Исполнением музыки Глинки итальянские виртуозы решили очень важную задачу: не все любители музыки смогли понять и прочувствовать высокое значение музыки Глинки. Самим выбором этой музыки, замечательным исполнением, изяществом отделки они показали, что в современных операх, приводящих в восторг Европу, нет ни одного номера, который, как считает В. Ф. Одоевский, по оригинальности мелодии, по глубокому чувству мог бы равняться трио «Не томи, родимый» [184].
Вернемся к дружескому окружению Михаила Ивановича. Не терял он дружбы и с семьей своего покойного друга Е. П. Штерича. «Я был у них как домашний, – вспоминал Михаил Иванович, – нередко обедал и проводил часть вечера». Родные племянницы Штерича иногда посещали его домашние рауты. Одна из них, Поликсена Алексеевна, еще девочка, брала у него уроки пения, а другая, молодая вдова княгиня Мария Алексеевна Щербатова, стала его «поэтическим другом»: «Они жили с бабкой своей Серафимой Ивановной, женщиной еще совсем не старой, но совершенно поседевшей от смерти обожаемого сына… Иногда получал от молодой княгини-вдовы записочки, где меня приглашали обедать с обещанием мне порции луны и шубки. Это значило, что в гостиной княгиня зажигала круглую люстру из матового стекла и она уступала мне свой легкий соболий полушубок, в котором мне было тепло и привольно. Она располагалась на софе, я на креслах возле нее; иногда беседа, иногда приятное безотчетное мечтание доставляли мне приятные минуты. Мысль об умершем моем друге достаточна была, чтобы удержать мое сердце в пределах поэтической дружбы» [с. 86].
Это была та самая княгиня Щербатова, которой М. Ю. Лермонтов посвятил стихи «Молитва» («В минуту жизни трудную…»), «Отчего» и известный мадригал:
На светские цепи,
На блеск утомительный бала,
Цветущие степи
Украйны она променяла,
Но юга родного
На ней сохранилась примета
Среди ледяного,
Среди беспощадного света…
Та самая Щербатова, которая послужила поводом для дуэли Лермонтова с де Барантом, сыном французского посла в России.
Мария Щербатова была участницей салона Карамзиных.

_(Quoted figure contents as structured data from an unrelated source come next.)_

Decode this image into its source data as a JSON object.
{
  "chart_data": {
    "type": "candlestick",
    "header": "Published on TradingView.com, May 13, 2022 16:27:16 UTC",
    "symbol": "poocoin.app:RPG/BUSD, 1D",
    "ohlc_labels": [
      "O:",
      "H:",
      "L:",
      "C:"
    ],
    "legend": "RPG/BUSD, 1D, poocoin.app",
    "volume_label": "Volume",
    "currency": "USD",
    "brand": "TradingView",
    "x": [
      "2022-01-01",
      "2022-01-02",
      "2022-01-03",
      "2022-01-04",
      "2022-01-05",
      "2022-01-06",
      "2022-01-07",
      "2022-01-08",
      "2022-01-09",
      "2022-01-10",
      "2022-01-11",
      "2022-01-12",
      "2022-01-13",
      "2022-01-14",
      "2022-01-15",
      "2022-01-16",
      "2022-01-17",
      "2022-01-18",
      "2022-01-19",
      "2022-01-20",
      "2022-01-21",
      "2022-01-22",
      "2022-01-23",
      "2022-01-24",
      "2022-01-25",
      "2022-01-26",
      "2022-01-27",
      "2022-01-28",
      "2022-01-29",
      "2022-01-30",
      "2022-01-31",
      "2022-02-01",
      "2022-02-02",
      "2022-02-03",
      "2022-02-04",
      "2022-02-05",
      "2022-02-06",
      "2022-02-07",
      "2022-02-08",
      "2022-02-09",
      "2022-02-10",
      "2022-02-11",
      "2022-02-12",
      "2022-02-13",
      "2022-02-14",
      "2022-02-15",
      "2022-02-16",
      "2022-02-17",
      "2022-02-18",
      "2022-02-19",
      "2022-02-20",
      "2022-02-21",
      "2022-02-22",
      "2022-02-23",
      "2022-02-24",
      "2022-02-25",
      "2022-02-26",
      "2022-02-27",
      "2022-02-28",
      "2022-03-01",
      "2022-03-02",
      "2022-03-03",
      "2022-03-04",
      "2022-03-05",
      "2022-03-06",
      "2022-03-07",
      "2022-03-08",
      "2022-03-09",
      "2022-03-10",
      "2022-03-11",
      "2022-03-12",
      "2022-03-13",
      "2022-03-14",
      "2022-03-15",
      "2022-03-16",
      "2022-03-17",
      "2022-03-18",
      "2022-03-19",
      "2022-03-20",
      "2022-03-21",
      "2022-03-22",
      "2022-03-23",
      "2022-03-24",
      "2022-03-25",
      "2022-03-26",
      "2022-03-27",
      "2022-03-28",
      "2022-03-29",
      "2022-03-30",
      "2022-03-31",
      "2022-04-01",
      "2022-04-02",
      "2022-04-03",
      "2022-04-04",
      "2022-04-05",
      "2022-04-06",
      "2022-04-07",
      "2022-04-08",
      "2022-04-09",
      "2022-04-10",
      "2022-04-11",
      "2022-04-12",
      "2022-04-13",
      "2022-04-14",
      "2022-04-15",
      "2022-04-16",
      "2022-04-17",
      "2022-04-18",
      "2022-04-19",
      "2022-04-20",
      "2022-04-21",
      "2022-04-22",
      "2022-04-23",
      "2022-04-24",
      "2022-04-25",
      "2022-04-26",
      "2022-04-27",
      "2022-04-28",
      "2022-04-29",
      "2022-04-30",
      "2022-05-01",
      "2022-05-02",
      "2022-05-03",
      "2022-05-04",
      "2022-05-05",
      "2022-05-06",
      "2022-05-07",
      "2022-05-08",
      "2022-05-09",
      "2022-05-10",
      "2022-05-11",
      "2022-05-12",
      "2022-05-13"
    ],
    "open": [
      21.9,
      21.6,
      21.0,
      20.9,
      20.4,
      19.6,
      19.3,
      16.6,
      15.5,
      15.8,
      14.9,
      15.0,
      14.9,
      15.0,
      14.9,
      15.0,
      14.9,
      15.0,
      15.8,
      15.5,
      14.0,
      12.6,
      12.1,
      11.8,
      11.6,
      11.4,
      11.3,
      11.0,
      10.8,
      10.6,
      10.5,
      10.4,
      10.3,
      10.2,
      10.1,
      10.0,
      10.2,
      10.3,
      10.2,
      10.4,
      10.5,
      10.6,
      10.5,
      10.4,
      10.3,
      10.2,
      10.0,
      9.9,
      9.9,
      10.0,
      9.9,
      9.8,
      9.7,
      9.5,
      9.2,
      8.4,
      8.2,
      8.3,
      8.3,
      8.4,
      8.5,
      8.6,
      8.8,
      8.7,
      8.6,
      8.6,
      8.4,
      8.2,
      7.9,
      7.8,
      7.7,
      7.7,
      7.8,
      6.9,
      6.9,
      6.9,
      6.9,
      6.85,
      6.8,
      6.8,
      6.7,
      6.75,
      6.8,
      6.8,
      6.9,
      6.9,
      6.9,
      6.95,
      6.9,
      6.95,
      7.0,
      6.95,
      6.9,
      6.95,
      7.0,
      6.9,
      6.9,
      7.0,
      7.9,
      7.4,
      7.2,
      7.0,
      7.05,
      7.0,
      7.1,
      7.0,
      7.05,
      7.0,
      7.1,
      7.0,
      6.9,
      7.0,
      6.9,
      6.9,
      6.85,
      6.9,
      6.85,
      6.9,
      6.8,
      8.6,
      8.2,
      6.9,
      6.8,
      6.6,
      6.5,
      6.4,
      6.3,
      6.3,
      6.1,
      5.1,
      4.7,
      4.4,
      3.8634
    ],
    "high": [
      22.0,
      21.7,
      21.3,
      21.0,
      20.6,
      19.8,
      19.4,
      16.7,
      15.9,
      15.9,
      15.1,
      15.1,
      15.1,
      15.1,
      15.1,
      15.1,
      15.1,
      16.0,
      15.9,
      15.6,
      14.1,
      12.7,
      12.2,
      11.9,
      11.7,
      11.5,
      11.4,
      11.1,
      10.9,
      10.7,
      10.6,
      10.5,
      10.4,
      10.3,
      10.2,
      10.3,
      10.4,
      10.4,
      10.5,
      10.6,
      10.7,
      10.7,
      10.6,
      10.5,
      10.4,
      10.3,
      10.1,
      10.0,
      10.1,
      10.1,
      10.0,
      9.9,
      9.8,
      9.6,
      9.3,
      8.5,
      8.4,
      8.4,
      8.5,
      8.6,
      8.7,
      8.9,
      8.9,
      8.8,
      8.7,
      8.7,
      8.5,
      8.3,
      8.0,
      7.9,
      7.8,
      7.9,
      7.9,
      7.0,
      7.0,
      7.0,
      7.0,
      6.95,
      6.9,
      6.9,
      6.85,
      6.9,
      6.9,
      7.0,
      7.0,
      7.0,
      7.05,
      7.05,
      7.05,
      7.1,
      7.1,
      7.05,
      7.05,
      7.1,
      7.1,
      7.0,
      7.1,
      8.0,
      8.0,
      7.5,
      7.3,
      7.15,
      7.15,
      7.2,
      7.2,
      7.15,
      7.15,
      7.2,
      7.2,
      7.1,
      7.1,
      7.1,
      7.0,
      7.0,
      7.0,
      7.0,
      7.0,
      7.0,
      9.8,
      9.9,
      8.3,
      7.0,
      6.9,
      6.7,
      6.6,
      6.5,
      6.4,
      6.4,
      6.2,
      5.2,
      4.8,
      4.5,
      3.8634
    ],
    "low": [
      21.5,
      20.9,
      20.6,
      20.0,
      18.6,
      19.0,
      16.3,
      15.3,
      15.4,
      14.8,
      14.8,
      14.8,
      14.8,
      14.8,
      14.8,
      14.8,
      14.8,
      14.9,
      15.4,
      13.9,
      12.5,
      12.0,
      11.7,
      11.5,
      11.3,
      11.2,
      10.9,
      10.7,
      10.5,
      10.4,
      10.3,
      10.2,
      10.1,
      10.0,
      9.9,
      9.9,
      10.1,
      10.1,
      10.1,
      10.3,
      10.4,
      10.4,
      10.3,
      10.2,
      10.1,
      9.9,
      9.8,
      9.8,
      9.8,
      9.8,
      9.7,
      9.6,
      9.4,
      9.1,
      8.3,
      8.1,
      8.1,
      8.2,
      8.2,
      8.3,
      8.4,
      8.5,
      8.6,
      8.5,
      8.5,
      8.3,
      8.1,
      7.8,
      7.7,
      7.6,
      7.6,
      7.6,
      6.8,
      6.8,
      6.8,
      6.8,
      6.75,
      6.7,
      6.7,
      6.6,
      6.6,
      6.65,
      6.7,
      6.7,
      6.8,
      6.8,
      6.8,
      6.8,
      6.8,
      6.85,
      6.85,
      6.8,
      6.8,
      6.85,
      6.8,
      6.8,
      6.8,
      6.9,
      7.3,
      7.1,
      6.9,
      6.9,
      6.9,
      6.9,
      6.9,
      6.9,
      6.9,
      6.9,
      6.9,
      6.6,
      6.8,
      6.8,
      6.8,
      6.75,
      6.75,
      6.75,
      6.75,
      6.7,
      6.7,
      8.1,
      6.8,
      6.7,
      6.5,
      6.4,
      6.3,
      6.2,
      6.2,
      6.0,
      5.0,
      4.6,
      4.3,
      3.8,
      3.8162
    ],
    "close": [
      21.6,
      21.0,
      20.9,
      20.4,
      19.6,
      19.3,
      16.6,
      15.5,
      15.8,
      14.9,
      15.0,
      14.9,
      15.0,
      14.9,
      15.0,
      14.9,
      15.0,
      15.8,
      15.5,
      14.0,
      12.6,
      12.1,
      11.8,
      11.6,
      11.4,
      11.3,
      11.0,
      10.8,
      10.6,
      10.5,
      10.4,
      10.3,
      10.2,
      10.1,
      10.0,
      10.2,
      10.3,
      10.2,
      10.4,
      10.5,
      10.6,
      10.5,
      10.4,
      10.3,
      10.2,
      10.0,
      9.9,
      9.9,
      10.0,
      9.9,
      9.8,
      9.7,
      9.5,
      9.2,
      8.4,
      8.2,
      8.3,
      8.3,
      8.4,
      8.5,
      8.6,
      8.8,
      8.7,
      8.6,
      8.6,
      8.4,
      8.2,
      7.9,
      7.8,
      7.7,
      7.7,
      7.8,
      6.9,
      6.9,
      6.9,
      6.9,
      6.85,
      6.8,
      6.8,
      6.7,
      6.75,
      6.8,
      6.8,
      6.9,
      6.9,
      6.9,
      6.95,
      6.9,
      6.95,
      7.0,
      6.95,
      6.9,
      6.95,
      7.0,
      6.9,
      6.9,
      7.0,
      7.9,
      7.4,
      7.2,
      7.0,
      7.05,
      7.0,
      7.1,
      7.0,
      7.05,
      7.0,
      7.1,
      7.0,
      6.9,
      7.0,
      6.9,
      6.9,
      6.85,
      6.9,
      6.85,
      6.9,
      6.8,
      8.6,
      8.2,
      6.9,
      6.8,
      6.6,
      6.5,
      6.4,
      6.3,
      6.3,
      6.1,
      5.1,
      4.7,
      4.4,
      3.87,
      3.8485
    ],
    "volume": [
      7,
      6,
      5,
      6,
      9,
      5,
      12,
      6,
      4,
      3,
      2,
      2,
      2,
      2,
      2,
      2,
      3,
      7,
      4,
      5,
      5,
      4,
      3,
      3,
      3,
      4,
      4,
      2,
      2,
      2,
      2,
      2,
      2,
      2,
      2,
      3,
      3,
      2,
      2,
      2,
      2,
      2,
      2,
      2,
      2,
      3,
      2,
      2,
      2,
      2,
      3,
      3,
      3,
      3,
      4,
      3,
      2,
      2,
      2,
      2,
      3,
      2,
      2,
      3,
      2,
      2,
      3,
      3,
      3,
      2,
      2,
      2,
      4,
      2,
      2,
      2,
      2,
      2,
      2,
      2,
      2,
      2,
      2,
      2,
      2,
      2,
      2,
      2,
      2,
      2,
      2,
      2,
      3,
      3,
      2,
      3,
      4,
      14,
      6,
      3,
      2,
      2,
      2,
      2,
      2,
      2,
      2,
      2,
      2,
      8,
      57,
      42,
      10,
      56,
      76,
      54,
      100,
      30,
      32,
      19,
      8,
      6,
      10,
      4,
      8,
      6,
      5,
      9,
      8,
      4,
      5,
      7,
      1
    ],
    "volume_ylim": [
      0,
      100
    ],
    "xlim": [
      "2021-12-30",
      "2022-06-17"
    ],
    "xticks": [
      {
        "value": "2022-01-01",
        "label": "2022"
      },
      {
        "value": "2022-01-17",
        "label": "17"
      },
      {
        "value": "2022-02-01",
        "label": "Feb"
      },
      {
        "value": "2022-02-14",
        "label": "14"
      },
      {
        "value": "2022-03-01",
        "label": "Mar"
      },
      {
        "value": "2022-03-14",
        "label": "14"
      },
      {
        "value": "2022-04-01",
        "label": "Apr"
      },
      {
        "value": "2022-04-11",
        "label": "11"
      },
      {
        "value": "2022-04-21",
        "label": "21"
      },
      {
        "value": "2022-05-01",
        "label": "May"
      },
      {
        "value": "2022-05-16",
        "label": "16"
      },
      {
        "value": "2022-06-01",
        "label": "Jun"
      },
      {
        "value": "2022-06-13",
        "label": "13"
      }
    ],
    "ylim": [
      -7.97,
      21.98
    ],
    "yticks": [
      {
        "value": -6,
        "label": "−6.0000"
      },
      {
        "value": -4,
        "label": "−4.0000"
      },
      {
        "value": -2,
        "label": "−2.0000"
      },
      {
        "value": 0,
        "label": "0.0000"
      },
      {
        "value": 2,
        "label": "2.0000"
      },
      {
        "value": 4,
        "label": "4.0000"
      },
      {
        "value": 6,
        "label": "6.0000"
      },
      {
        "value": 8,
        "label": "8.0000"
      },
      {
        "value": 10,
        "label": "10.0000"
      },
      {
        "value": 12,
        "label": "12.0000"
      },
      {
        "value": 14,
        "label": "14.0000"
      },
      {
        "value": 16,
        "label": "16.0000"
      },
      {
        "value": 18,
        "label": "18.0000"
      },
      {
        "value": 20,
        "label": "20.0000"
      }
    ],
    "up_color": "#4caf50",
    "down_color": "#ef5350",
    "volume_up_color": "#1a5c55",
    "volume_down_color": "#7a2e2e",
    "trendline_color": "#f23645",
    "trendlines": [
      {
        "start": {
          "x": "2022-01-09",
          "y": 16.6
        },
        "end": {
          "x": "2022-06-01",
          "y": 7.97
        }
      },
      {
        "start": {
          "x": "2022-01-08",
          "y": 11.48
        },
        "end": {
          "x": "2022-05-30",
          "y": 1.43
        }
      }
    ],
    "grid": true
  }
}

Не только внешняя красота, но и образованность, смелость и независимость ее суждений привлекали к ней незаурядных людей.
Итак, 1836 год закончился для Глинки триумфом оперы «Жизнь за царя». А уже в самом начале 1837 года композитор начал работать над своей второй оперой – «Руслан и Людмила».
Фактически, идея писать оперу по мотивам юношеской поэмы Пушкина «Руслан и Людмила» возникла у Глинки значительно раньше. «Первую мысль о „Руслане и Людмиле“ подал мне наш известный комик князь Шаховской», – отмечал Глинка в своих «Записках». Еще в ноябре 1824 года Шаховской, ценя великий талант к тому времени уже ссыльного поэта, поставил на петербургской сцене «Финна», переделанного им из «Руслана и Людмилы».